Yo también soy un enamorado de los piolets clásicos. Da gusto ver que se les sigue dando vida. Le trae a uno recuerdos de otros tiempos, especialmente esa cálida caricia que se siente con el tacto de la madera...
Uno ya peina canas, y en mi caso comencé a salir al monte con un Charlet Moser Super Conta, un clásico entre los clásicos, una preciosidad que he podido recuperar hace poco.
Ahora acabo de devolver a la vida un Stubai "Nanga Parbat", de finales de los 60, estilizado, ligero,con mango de madera de bambú, la cabeza forjada en suaves curvas sobre las que la mano se adapta sin esfuerzo alguno y una delicada pala terminada en originales ondas. Si los hados me son propicios, me ayudará en la ascensión al Island Peak el mes que viene.

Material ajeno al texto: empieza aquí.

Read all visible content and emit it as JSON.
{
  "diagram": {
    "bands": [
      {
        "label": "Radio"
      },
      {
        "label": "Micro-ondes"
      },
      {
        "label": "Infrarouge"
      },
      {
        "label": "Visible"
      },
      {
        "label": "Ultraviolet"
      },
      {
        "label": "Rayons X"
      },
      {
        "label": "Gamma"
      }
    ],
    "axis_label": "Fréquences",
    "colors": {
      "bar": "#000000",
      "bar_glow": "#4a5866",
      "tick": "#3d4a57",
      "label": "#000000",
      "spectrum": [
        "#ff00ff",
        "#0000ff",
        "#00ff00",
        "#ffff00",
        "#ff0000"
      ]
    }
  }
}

También he recuperado un CAMP "Monte Rosa", de antes de que se inventara el agujero mosquetoneable en la cruz. Y el famoso Simond CE, un modelo similar con el que Sir Endmund Hilary ascendió al Everest.
Pero mi favorito es el Charlet "Chamonix" (de antes de que fuera Charlet-Moser, de antes de que fuer Peltz), de 87 cm de longitud, con mango veteado de madera de roble, y un pico largo, fino y recto... Se me cae la baba solo de contemplar sus formas...
¡Larga vida a los piolets clásicos de madera!. Con ellos, intrépidos montañeros visionarios como Mallory, Bonatti, Messner, Hermand Bull, Kurt Diemberger, Bonington y algunos otros más, inventaron el alpinismo hace escasos 50 años.